Washington (April 23, 2004) -- The Financial Accounting Standards Board this week found another ally in its battle against lawmakers who want to stall its plan to make stock option expensing mandatory -- Federal Reserve Chairman Alan Greenspan.


The head of the Fed basically told Congress to butt out, according to a Reuters report. "With respect to stock options, I think it would be a bad mistake for the Congress to impede FASB in this regard," Greenspan reportedly said during a question-and-answer session following testimony before Congress' Joint Economic Committee on Wednesday.


"As best I can judge, FASB’s changes in recommendations with respect to accounting procedures strike me as correct, and it's not clear to me what the purpose of Congress is in this particular procedure."

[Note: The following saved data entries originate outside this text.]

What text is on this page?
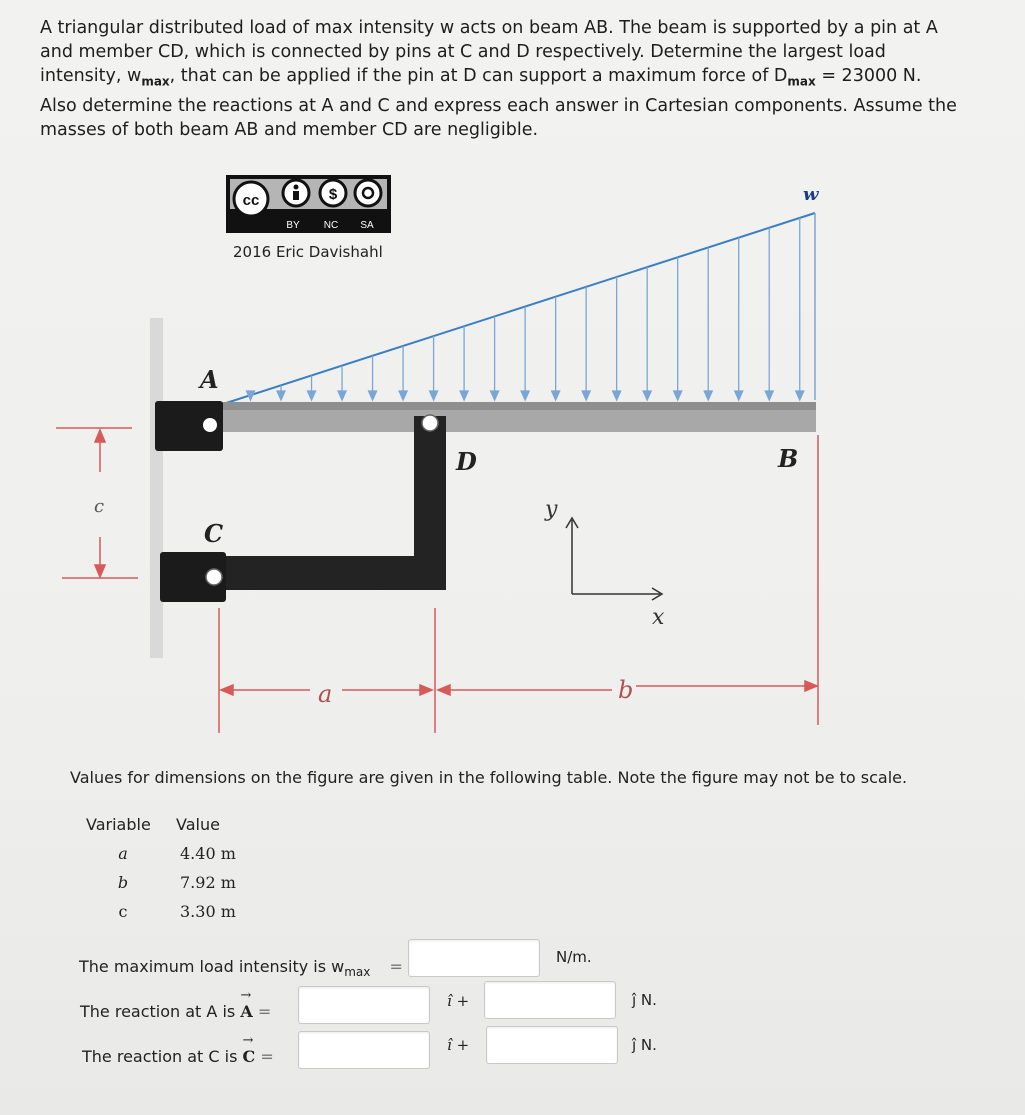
A triangular distributed load of max intensity w acts on beam AB. The beam is supported by a pin at A

and member CD, which is connected by pins at C and D respectively. Determine the largest load

intensity, $w_{max}$, that can be applied if the pin at D can support a maximum force of $D_{max} = 23000$ N.

Also determine the reactions at A and C and express each answer in Cartesian components. Assume the

masses of both beam AB and member CD are negligible.

cc	$
BY NC SA
2016 Eric Davishahl
w
A
B
D
C
c
a	b
y
x
Values for dimensions on the figure are given in the following table. Note the figure may not be to scale.
Variable	Value
a	4.40 m
b	7.92 m
c	3.30 m
The maximum load intensity is $w_{max}$ =	N/m.
The reaction at A is → A =
î +	ĵ N.
The reaction at C is → C =
î +	ĵ N.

The FASB plan has drawn the ire of some legislators and companies who say it would undermine job creation and economic growth. One bill to thwart the current FASB proposal that is under consideration by lawmakers would only make expensing mandatory for certain senior executive officers and would prevent the Securities and Exchange Commission from recognizing the FASB rule until an economic impact study is completed. The bill, H.R.3574, sponsored by Rep Richard Baker, R.-La., has gained the support of more than 100 co-sponsors.


The public comment period on the FASB proposal ends June 30. If adopted, the rule would apply to options issued after Dec. 15, 2004.